Tras la publicación de la Ley toda la oposición homófoba se lanzaba a la calle. Hubo nuevas manifestaciones, anatemas, amenazas. Aparecieron jueces y concejales negándose a casar a las parejas. Se presentó un recurso al Tribunal Constitucional para defender lo indefendible: la homofobia de los de siempre. Nada pudo frenar lo que la sociedad ya había sancionado mucho antes.

Desde aquellas fechas la aceptación del matrimonio homosexual, la igualdad que desprende la ley, ha impregnado todas las capas sociales y el año pasado se conocía, en un estudio realizado por un importante instituto de investigación sociológica (Pew Research Center), que España aparece a la cabeza de los países con mayor aceptación de la homosexualidad. Según este trabajo, tan solo un 6% de los españoles estima que la homosexualidad es “moralmente inaceptable”, el menor porcentaje de los cuarenta países del sondeo. Para el 93% de los españoles la homosexualidad es “moralmente aceptable” o ni siquiera es un problema moral.
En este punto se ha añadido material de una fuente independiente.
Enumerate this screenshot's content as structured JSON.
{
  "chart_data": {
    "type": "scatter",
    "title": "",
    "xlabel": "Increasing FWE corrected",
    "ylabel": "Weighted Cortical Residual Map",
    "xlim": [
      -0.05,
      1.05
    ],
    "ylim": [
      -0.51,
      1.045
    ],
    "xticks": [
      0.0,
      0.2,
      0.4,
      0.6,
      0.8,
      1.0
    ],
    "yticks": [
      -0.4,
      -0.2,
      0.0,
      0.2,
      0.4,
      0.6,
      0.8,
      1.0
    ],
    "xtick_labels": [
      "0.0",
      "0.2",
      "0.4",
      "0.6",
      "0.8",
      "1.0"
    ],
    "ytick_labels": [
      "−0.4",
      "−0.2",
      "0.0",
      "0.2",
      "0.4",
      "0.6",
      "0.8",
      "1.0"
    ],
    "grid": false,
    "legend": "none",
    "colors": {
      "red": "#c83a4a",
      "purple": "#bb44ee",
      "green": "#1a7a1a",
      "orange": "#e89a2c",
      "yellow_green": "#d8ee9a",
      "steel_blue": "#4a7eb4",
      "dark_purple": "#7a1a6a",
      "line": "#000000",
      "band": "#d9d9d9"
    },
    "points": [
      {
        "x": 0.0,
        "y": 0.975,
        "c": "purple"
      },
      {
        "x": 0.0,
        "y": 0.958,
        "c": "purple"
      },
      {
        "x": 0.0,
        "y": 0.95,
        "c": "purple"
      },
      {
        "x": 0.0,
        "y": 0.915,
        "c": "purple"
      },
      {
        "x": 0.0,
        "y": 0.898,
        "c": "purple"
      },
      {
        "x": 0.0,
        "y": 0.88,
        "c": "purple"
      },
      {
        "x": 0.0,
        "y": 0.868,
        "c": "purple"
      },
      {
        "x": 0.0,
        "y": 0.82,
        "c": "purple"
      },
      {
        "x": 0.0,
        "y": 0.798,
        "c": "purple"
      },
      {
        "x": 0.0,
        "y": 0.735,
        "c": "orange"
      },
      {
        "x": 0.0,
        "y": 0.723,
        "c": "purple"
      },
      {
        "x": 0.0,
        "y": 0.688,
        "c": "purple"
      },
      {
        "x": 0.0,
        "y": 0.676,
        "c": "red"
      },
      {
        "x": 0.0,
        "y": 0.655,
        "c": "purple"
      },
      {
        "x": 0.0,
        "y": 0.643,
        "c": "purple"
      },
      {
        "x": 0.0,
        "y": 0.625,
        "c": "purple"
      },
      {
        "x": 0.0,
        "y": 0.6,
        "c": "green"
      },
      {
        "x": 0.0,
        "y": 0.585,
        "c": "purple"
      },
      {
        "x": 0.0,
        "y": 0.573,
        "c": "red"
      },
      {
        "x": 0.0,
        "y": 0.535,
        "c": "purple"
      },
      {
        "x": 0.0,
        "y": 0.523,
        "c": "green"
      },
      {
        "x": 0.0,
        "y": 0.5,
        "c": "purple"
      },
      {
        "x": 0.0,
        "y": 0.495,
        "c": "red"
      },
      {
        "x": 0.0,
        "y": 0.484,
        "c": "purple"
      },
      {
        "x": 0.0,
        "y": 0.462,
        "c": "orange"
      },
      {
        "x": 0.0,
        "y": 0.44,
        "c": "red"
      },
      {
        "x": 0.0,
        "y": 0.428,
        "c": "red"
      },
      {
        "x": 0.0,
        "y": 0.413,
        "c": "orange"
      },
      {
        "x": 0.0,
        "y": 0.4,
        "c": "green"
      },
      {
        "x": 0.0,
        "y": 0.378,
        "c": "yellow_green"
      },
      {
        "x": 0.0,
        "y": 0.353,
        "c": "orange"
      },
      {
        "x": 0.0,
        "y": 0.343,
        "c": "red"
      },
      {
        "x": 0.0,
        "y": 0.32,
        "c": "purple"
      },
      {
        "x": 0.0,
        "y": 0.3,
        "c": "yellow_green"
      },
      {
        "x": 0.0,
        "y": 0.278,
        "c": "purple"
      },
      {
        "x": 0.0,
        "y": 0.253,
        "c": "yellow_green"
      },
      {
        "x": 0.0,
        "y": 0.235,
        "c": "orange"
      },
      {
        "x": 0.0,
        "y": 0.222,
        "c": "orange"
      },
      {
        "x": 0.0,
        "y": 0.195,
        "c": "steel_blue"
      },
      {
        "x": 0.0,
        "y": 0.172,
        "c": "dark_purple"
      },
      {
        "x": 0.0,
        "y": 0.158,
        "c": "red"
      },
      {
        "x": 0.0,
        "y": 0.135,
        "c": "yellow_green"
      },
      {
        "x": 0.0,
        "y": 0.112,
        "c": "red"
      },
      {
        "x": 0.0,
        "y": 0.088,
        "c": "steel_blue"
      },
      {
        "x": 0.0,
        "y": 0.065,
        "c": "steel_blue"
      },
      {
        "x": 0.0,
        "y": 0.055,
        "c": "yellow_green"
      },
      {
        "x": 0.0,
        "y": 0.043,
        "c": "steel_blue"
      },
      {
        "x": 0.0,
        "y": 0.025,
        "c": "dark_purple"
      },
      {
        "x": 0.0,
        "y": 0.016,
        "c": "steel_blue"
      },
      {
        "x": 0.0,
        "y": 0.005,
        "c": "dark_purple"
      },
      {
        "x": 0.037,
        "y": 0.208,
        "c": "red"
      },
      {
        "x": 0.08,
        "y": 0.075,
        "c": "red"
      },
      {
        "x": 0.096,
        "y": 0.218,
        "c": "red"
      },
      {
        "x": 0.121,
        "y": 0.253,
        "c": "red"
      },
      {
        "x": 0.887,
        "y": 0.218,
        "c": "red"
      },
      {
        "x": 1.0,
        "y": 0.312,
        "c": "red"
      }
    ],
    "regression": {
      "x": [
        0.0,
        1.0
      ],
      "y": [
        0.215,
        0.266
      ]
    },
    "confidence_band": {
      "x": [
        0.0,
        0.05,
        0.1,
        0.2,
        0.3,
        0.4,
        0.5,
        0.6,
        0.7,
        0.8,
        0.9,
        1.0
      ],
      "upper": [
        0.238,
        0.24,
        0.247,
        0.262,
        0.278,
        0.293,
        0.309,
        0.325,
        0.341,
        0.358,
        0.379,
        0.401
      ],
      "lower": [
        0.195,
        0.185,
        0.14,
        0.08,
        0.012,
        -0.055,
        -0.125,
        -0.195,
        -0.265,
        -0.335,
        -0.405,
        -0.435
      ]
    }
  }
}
Esto, todo esto, esta sociedad, este tipo de vida, esta dignidad de las personas, de las familias, el futuro mejor que ofreceremos a nuestros hijos, nacía ese día con esa ley. Que ha permitido que tantas familias españolas hayan podido casar a sus hijos con quien ellos querían. Que muchos estén recibiendo estos días su invitación a las nuevas bodas. La de los primos lejanos o el hermano preferido; la del hijo al que al fin hemos comprendido o la madre que un día abrió las ventanas para que entrara la luz. Será la boda de la vecina del cuarto o del compañero de colegio al que jamás “le notamos nada”. Será…

No, no creo que todo esté solucionado. La lucha no ha acabado. Noto la homofobia como la notamos todos. Incluso en lugares donde se habla de igualdad se discrimina según de qué “igualdad” se hable. Los delitos de odio no van a menos ni han decaído las asociaciones que nos llevarían a la cárcel como remedio imprescindible para mejorar la educación. Sin embargo sé (¡lo sé!) algo que ellos aún no han entendido. Que han perdido. Ahora y siempre y para siempre. Nada volverá a ser como antes de aquel julio de 2005.

Las piedras, al caer en un estanque, generan círculos concéntricos de ondas que crecen al alejarse de su origen. Eso es cada familia homoparental, cada pareja homosexual. Casados o no, según les dé la gana. Un centro de energía que modifica y cambia el ecosistema próximo. Nos atacan inútilmente. Esos círculos les acabarán afectando, envolviendo, rodeando. Están acabados. Patalearán su desesperación y creerán que logran algo salpicando su voz retorcida y sarmentosa. No. Nada. Nunca más.

La vida es un caudal impetuoso que se lleva por delante todo lo que está muerto, lo que no tiene raíces sólidas para anclarse y seguir creciendo. Creciendo como el amor.

El Amor en Igualdad.

A todos nosotros, hombres y mujeres, Felicidades por este aniversario. El de la risa y la alegría. El del matrimonio igualitario.